Un bidonville à Marseille. — Olivier Papegnies./ Fondation Abbé Pierre
  • Entre le 1er novembre 2020 et le 31 octobre 2021, quelque 1.330 expulsions de lieux de vie informels ont été recensées en France métropolitaine par l’Observatoire inter-associatif des expulsions collectives de lieux de vie informels.
  • « Une année record » en matière d’expulsions depuis la création de l’Observatoire, en 2019.

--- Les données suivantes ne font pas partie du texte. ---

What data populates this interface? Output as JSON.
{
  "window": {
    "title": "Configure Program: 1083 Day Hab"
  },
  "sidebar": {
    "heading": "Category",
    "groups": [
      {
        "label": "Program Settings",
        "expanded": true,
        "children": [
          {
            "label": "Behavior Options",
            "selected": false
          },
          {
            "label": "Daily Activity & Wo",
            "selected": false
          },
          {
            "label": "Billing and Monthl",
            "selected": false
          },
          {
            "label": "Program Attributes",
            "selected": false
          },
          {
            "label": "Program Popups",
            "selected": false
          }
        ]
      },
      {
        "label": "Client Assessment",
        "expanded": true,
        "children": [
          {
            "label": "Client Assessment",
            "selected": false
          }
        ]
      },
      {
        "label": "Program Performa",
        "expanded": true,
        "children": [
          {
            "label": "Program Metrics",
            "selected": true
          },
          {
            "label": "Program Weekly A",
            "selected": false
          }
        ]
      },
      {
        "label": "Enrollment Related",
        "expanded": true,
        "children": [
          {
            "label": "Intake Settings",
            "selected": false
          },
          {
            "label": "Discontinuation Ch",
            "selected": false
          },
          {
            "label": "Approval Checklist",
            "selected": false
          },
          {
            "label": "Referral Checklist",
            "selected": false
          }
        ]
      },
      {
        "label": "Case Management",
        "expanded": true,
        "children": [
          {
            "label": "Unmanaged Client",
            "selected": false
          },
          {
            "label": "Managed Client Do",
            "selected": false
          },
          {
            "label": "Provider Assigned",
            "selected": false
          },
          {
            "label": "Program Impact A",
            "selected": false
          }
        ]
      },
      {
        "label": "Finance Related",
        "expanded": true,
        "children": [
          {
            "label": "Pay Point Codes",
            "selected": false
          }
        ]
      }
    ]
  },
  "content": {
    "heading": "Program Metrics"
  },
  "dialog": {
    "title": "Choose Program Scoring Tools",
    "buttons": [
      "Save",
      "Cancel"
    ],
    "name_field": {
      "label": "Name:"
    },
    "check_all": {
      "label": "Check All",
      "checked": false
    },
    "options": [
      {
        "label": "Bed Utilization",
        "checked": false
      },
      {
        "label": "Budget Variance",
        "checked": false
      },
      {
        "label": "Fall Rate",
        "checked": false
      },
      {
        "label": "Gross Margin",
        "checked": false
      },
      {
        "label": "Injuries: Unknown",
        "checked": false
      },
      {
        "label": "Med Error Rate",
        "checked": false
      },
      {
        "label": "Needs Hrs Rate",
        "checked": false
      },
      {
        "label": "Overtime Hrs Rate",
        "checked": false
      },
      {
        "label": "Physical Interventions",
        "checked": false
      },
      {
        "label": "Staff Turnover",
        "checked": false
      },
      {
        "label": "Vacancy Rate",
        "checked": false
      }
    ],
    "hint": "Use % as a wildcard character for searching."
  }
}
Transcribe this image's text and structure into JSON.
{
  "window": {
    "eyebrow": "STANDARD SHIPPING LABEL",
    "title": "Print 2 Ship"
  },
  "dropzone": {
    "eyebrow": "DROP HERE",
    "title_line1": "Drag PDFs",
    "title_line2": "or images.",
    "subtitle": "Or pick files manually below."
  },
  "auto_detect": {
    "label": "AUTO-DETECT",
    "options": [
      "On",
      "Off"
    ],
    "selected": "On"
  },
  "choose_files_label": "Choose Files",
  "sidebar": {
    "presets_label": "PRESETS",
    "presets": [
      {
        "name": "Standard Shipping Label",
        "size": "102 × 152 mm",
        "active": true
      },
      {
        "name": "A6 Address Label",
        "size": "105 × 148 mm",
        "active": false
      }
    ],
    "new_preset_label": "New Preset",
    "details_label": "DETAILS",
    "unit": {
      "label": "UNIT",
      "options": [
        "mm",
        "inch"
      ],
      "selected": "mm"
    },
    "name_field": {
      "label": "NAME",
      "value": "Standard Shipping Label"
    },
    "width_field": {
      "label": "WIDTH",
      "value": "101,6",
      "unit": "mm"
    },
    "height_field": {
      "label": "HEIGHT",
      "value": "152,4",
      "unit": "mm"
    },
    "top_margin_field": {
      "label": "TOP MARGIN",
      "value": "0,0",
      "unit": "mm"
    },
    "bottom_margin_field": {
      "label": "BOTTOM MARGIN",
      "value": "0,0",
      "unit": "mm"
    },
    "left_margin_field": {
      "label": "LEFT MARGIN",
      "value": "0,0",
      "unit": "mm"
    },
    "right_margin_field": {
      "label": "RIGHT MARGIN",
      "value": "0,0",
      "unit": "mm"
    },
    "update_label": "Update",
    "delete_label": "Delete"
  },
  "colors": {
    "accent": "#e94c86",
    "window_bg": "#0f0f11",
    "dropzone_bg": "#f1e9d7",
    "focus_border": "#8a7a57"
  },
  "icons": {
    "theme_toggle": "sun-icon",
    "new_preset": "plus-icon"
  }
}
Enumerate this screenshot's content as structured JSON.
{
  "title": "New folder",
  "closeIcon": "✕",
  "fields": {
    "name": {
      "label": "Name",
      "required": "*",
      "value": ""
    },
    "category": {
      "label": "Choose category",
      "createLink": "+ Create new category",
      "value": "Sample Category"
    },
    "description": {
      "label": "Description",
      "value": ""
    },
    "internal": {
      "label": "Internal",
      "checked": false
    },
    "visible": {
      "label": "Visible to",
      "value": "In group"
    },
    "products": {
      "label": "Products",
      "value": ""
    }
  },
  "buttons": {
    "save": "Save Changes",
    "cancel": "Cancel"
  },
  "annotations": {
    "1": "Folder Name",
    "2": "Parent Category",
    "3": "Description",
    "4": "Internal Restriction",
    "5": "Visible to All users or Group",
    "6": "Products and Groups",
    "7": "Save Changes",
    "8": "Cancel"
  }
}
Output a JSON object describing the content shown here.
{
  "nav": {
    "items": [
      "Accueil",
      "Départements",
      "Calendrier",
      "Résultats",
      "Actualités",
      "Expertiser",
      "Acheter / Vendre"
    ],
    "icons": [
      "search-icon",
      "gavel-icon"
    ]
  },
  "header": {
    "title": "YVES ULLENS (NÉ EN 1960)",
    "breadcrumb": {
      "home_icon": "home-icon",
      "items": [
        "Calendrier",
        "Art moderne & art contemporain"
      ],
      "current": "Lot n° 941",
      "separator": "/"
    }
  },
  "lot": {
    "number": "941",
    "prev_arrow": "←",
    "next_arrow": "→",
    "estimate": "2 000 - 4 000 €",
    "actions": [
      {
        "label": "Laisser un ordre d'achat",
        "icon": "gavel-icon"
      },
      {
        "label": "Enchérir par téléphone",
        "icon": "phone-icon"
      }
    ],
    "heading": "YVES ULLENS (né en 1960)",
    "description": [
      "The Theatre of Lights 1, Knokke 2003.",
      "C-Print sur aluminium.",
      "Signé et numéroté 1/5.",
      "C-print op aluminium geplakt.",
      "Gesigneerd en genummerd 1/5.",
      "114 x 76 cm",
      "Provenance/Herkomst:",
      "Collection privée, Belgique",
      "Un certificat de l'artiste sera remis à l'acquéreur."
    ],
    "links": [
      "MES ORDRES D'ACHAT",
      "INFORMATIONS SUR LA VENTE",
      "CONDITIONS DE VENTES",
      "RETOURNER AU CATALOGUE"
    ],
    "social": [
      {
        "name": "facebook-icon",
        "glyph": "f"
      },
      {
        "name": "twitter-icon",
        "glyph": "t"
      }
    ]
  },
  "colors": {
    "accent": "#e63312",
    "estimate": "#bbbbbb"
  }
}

Des images difficiles à regarder. Les forces de l’ordre ont procédé ce mardi au démantèlement d’un campement d’environ un millier de migrants à Grande-Synthe (Nord). Une scène loin d’être rare, comme le souligne le rapport dévoilé le jour même par l’Observatoire interassociatif des expulsions collectives de lieux de vie informels, fondé par plusieurs associations parmi lesquelles Médecins du monde, la Ligue des droits de l’Homme, le Collectif Romeurope ou encore la Fondation Abbé-Pierre.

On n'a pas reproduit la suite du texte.